The ethanol supply chain relies on railroads, trucks, and barges to transport ethanol from production or import locations to terminals where it is blended with gasoline at or near the point of retail distribution. Trucks are most critical for the relatively short-distance movement of harvested biomass from farms to local terminals, elevators, or nearby biorefineries for conversion to ethanol. However, once produced, railroads are the primary movers of ethanol and coproducts over long distances to consumption locations or export locations, and roughly 15 to 20 percent of these movements originate on short line railroads. In recent years, railroads have met the challenge of keeping up with rapid ethanol production increases, moving over 70 percent of all U.S. ethanol production.
Transportation is typically the third-highest contributor to the wholesale cost of ethanol—after feedstock and energy. Balancing transportation operating expenses with fixed infrastructure costs can be critical to sustained profitability for each ethanol plant.

Ethanol Exports

The demand for shipping ethanol to export markets has also risen with the surge in U.S. ethanol production. While shipments to Canada and Mexico are primarily by rail or trucks, shipments to other destinations are by ocean. Although blending mandates have affected U.S. fuel ethanol exports to some countries, others may use it only as an additive to gasoline.
The pattern of U.S. trade in ethanol changed significantly after 2010, when the United States became a large exporter of ethanol—attributable to saturation in the domestic ethanol market and decreased availability of Brazilian ethanol exports to the rest of the world. As exports grow, so do rail movements of ethanol to the coastal export regions.

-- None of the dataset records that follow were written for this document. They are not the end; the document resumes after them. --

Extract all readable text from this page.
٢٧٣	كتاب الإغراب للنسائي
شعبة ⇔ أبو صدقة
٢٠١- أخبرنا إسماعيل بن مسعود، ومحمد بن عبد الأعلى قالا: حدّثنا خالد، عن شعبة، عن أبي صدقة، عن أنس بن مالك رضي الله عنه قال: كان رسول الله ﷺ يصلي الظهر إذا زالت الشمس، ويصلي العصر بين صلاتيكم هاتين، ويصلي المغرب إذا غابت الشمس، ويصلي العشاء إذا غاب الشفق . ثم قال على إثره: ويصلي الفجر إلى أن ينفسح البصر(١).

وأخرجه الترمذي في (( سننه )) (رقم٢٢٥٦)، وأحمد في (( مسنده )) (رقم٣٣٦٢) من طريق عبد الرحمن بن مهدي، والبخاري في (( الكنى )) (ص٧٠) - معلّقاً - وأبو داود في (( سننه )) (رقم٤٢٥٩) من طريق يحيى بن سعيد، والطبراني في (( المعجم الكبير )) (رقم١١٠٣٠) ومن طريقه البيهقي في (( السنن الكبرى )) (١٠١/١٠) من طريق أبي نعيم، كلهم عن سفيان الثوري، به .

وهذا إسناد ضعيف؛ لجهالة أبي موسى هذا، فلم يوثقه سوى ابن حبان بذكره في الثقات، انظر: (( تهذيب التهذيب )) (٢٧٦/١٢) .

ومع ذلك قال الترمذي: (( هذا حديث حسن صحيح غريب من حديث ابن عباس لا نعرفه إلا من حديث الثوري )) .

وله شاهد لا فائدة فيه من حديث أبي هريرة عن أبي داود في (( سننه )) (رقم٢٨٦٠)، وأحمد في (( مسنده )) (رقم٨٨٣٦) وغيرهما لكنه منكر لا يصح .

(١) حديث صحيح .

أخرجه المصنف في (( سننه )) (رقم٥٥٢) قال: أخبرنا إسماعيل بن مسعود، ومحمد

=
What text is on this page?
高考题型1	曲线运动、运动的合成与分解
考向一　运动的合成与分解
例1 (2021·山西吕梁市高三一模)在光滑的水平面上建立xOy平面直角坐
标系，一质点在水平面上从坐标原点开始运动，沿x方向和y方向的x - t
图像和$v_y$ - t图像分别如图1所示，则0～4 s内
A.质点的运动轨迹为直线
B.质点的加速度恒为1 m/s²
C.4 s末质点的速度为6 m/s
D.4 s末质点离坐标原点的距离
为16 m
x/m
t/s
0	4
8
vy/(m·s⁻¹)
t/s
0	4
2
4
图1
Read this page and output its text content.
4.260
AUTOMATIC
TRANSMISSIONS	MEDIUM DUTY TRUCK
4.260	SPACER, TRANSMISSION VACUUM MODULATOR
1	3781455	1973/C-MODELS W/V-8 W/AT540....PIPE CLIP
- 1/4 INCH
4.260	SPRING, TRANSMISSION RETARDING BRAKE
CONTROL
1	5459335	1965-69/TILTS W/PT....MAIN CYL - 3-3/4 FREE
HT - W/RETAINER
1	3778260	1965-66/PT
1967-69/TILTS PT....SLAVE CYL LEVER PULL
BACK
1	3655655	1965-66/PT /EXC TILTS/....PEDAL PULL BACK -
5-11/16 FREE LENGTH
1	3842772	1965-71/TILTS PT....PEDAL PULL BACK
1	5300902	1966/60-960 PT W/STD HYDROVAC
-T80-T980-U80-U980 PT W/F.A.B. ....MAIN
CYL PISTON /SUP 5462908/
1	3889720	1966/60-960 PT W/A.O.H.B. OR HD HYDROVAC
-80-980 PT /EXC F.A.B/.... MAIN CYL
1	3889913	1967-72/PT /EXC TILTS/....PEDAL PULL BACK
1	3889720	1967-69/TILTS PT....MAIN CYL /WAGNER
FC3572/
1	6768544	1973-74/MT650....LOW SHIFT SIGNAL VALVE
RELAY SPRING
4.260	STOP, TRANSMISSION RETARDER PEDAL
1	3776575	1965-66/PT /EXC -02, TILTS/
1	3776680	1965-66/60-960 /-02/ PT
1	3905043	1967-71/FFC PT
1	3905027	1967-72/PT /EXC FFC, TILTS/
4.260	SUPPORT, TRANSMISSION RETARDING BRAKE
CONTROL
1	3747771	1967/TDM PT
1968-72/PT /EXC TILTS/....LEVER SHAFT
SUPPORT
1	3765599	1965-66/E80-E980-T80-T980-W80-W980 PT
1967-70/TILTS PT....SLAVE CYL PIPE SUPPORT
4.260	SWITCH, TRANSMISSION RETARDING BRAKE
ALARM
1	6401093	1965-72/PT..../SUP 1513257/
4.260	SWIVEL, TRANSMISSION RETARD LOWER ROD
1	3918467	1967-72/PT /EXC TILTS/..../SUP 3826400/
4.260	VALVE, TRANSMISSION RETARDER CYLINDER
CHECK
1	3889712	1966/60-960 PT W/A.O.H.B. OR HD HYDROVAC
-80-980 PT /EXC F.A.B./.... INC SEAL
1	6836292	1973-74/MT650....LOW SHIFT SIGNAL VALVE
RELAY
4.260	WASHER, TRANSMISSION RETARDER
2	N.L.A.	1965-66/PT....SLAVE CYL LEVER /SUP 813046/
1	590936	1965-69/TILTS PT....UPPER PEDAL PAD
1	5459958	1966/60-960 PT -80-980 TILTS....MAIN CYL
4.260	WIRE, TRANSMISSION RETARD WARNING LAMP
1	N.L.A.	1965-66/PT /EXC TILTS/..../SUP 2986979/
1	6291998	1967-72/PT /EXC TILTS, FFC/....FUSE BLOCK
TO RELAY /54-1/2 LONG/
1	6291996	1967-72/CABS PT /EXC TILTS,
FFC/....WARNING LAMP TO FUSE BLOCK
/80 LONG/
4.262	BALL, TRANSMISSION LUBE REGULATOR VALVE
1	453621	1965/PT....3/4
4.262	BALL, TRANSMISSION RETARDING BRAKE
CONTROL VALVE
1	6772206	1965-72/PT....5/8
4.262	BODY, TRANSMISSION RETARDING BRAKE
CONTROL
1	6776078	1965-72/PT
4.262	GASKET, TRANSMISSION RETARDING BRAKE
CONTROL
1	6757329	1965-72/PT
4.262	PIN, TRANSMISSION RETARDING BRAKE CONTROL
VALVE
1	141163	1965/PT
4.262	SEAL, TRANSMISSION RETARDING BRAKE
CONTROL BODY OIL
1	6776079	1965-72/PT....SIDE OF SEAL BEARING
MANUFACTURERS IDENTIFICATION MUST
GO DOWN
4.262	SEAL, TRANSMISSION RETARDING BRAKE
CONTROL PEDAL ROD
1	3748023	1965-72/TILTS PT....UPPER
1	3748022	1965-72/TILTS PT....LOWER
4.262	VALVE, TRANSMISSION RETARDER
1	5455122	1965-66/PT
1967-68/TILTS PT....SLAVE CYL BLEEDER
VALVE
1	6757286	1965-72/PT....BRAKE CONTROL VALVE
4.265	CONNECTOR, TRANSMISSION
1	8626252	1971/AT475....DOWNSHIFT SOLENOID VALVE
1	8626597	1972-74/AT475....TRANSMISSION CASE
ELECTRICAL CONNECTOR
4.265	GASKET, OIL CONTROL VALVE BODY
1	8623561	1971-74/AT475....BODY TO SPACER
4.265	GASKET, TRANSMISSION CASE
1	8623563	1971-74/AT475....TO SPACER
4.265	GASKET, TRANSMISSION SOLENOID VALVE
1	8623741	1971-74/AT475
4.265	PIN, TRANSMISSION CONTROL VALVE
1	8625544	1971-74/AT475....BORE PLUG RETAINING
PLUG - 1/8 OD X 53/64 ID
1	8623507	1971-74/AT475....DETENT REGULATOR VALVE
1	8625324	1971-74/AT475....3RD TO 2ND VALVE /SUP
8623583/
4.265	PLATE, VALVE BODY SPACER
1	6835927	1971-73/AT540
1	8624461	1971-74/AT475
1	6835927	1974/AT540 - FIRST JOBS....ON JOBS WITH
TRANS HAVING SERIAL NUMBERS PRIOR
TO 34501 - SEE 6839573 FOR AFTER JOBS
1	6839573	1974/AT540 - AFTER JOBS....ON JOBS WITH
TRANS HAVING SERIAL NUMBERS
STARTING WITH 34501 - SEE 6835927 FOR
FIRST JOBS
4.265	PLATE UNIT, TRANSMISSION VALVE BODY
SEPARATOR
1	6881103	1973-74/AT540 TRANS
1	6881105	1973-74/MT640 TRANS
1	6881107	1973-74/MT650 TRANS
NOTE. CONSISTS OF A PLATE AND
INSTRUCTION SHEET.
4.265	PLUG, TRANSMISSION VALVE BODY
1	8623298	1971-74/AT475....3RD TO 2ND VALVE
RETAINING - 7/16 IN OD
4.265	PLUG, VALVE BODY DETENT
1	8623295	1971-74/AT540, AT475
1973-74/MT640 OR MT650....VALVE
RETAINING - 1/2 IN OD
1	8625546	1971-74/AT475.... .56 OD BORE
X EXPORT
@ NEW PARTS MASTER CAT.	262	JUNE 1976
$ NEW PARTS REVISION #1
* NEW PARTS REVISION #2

Exports of Distillers’ Dried Grains with Solubles (DDGS) 

The primary coproduct of ethanol production is distillers’ grains. About a third of every bushel of corn used to make ethanol ends up as distillers’ grains, about 17.5 pounds if dried to approximately 10% moisture content. Distillers’ grains are popular with dairy producers and beef cattle feeders, with less use for hogs and poultry. It can be sold in wet form, or it can be dried to produce distillers’ dried grains (DDG).  If the solubles left over from distillation are added, the product is referred to as DDGS. The product is  less energy intensive and less expensive when sold in wet form, but its heavy weight requires it to be sold to locations near the ethanol plant to avoid high transportation costs. DDGS, which is lighter and easier to transport, is sold to locations that are more distant. The ethanol industry has continued to market DDGS overseas successfully, as exports have remained strong.

Bulk and Containerized DDGS Shipments

Exports of DDGS can easily shift between bulk and containerized ocean shipping. Several factors–such as container availability, freight rates, and shipment volume–determine the economic viability of bulk versus container. The growth in DDGS exports and changes in destination markets may also require the market to shift between bulk and containerized shipments. For example, some emerging destinations require mostly bulk shipment of DDGS whereas others can only accept containers.